L1        eu subi pela escada feito uma DOIda... pra falar no primeiro horário depois que
            que eu vi o depoiMENTO do deputado Náder... se lançando candidato ao tribu-
            nal de contas do estado... ((mudando o tom de voz)) o que é isso?... eu VEjo...
            aqui nessa casa o CINIS::mo dos ladrões... que on::tem nessa tribuna... um depu-
            tado falar em moRAL com os costumes... quando o pai dele tah preso, o tio tah
            tah preso e ele é a laranja dos dois... roubando o quê::?... vacina e remédio de
            crianças...

A deputada Cidinha Campos, com todas as letras, afirma que José Náder é ladrão, logo o efeito deste discurso tende a desconstruir a imagem do deputado. Deve-se ressaltar que no cenário político nem sempre ganha a eleição aquele que melhor apresenta a sua proposta, mas sim aquele que melhor cria a sua imagem como cidadão ético, a partir da desconstrução da imagem do outro.
Percebemos que o posicionamento de Cidinha Campos é o ato responsivo dela acerca da postura de José Náder. Ao mencionarmos a palavra postura, esbarramo-nos na ideia de signo, de objeto ideológico, conforme Bakhtin (1995). Portanto, o homem é o próprio signo desse processo de interação, o qual se realiza por meio de um texto oral.
O elemento motivacional das réplicas enunciativas é o caráter ideológico presente no partido dos parlamentares e no próprio sujeito. Enquanto cidadã, Cidinha Campos assume o papel de denunciar as práticas ilegais, bem como o mau uso dos bens públicos.
Todo e qualquer evento social é capaz de ativar o efeito responsivo em cada sujeito, pois o filtro ideológico identifica tal informação veiculada no evento e posteriormente impulsiona o interactante a desenvolver o processo de argumentatividade, que se realiza por meio de juízo de valor.
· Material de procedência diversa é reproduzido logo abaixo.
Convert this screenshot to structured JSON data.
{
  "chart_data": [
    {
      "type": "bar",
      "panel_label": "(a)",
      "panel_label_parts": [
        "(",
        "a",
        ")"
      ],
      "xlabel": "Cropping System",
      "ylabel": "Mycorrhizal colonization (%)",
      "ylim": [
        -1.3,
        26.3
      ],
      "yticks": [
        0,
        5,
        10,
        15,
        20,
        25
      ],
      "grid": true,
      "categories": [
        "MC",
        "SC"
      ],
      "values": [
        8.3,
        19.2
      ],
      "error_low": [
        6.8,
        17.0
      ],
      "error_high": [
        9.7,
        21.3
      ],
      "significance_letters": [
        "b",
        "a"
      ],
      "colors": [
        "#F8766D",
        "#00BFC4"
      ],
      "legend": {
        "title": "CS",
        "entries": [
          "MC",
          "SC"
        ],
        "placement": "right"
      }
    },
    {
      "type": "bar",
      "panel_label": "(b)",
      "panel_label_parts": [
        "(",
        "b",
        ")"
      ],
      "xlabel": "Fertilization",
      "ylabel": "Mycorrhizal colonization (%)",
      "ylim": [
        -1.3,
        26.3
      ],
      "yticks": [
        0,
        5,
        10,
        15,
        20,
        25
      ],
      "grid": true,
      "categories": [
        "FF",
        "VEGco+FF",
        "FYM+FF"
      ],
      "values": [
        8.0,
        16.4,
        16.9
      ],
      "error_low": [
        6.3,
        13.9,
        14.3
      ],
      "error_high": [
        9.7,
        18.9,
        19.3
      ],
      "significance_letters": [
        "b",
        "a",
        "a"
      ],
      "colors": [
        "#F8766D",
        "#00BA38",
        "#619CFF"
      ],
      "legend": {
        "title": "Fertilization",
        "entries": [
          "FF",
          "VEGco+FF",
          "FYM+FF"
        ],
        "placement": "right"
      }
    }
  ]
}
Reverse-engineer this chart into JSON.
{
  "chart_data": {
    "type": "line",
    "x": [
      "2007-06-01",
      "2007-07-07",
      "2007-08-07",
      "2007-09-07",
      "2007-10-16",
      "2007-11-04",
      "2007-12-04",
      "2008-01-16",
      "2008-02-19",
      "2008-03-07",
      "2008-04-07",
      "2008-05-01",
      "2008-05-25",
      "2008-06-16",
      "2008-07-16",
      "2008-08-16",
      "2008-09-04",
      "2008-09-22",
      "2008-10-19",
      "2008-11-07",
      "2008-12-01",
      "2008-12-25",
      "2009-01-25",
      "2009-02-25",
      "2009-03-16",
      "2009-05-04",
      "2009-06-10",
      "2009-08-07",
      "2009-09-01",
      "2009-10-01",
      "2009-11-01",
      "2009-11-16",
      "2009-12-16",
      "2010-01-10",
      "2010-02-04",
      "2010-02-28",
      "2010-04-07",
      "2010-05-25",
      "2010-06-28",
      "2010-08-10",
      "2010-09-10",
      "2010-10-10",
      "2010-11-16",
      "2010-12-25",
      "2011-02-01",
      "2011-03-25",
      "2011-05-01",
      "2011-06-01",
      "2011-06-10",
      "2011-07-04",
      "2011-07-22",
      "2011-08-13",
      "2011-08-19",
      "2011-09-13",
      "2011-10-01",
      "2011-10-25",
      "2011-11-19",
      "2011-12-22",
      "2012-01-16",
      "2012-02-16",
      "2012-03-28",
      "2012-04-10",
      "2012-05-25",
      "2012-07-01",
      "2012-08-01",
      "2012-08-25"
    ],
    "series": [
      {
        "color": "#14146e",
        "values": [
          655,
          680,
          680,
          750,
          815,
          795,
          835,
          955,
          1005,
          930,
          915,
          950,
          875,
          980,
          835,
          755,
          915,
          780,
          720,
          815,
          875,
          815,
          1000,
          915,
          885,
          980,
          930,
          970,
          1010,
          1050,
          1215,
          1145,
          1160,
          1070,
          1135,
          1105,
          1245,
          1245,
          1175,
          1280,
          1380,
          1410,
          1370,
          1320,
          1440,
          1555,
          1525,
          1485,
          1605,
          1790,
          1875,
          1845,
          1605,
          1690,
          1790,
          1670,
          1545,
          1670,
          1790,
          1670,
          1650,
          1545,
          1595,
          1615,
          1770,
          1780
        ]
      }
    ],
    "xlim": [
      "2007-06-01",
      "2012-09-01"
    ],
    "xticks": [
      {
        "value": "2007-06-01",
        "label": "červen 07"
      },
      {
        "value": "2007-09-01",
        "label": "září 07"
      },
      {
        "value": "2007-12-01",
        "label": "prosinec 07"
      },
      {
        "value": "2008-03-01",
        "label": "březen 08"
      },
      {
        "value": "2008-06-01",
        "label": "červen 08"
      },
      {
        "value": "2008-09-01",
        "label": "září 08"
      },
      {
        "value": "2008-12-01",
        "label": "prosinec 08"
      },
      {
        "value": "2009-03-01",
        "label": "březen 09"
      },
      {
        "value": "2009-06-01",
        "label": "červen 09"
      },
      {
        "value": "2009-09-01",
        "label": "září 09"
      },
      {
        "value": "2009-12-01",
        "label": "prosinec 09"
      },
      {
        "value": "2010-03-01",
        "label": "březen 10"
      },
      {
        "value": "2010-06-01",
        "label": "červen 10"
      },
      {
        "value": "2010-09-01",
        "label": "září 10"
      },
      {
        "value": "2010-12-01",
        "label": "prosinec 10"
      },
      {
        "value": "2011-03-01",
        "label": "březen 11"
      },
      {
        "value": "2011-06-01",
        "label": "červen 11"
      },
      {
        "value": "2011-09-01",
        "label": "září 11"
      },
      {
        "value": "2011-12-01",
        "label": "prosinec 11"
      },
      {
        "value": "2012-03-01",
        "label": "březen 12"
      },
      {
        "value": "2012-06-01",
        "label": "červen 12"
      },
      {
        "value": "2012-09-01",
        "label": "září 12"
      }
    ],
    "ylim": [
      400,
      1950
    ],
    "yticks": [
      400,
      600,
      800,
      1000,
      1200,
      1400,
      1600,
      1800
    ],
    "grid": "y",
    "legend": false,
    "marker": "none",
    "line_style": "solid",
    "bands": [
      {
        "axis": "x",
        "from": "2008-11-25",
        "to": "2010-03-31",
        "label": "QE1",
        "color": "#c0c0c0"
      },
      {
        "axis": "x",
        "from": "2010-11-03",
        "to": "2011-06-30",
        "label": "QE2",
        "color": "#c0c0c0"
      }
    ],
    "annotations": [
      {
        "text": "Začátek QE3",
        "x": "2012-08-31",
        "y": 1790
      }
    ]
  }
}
Esse fato é possível porque o locutor portador de discursos entra em contato com outros objetos ideológicos, os quais apresentam uma carga comunicativa. Logo, as informações encontram-se em estado dialógico, e o sujeito assume o papel de suporte de enunciados que se constroem de palavras tiradas de outros discursos.

Referência:
BAKHTIN, Mikhail. Estética da criação verbal. São Paulo: Martins Fontes, 1979.
_________________. Marxismo e filosofia da linguagem. 7ed. São Paulo: Hucitec, 1995.
_________________. Questões de literatura e de estética: a teoria do romance. São Paulo: Editora UNESP, 1988.
FIORIN, José Luiz. Introdução ao pensamento de Bakhtin. São Paulo: Ática, 2006.
KOCH, Ingedore Grunfeld Villaça. Argumentação e linguagem. 12ed. – São Paulo: Cortez, 2009.
MEYER, Bernard. A arte de argumentar. – São Paulo: WMF Martins Fontes, 2008.